Pernas de frango à temperatura certa

A medição da temperatura no interior da peça de carne realizou-se logo a seguir à compra. No que foi um caso isolado, no supermercado Froiz, no Porto, a temperatura situava-se muito acima do permitido: 7,4°C. A média de todas as amostras ronda os 3°C, consonante com a regulamentação comunitária, que estabelece que a carne de aves deve manter-se entre -2°C e +4°C. Já a legislação nacional estipula 4°C como a temperatura máxima na distribuição, conservação e exposição.

As bactérias desenvolvem-se tanto mais rapidamente quanto mais elevada for a temperatura. Se, na cadeia de produção, não se evitarem problemas de higiene, a gravidade avoluma-se, sobretudo se não se respeitarem as temperaturas. 

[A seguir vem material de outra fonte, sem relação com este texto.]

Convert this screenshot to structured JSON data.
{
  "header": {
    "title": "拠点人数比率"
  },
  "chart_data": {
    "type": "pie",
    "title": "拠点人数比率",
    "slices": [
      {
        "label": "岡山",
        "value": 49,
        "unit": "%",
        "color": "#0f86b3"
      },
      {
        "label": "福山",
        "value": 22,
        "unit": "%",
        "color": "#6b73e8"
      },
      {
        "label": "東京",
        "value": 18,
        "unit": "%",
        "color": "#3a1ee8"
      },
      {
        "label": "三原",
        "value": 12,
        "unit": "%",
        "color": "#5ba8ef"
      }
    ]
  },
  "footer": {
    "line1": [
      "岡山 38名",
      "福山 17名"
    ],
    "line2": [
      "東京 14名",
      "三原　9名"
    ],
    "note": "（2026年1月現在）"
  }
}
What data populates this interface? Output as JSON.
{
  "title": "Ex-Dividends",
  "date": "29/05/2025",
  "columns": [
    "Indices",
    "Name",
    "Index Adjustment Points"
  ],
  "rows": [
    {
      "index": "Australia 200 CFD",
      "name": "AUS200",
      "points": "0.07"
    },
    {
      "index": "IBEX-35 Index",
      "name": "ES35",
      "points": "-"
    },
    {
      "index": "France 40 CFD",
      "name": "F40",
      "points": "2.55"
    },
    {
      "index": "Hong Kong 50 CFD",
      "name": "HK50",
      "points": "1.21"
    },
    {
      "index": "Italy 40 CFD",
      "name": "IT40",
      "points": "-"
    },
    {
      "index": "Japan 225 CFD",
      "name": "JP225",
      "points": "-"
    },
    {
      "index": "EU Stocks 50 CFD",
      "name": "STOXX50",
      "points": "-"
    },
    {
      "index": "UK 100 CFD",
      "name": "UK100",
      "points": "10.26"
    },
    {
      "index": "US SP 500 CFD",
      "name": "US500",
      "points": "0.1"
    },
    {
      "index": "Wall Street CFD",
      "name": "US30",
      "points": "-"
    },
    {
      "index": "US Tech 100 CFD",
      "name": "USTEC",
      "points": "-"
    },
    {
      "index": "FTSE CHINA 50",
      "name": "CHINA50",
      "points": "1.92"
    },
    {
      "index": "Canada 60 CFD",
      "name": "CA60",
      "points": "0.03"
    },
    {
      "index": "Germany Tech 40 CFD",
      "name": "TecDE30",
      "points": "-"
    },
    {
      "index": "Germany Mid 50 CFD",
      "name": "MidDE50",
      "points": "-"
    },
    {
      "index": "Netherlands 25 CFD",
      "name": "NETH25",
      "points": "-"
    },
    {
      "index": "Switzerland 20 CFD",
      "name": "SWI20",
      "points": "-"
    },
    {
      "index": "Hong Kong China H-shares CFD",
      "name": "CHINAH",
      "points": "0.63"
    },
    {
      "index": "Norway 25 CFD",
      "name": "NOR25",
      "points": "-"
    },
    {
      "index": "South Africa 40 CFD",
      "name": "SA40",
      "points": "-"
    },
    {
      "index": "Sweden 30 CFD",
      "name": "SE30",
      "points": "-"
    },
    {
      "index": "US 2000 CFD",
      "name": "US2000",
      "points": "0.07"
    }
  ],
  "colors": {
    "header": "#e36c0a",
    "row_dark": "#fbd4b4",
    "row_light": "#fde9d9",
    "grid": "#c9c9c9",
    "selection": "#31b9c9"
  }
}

Higiene crítica em quatro amostras

Em laboratório, analisaram-se as bactérias que permitem avaliar o desempenho quanto à higiene e à conservação: Enterobacteriaceae, Listeria monocytogenes, E. coli, Campylobacter spp. e Salmonella spp. A última não foi detetada, o que revela que os programas europeus de controlo da salmonela estão a surtir efeito. Mais de um terço das amostras continha Campylobacter, mas em quantidades pouco elevadas.

As quatro piores prestações – duas em Lisboa e duas no Porto – deveram-se principalmente a um maior número de E. coli, sinónimo de uma higiene sofrível. Entre o frango vendido a granel e o embalado, este granjeou melhores prestações. Já entre o frango do campo e os restantes não há diferenças de monta. A discrepância reside sobretudo no preço. O frango do campo leva mais tempo a crescer, e isso encarece-o. Em geral, é vendido ao dobro do preço.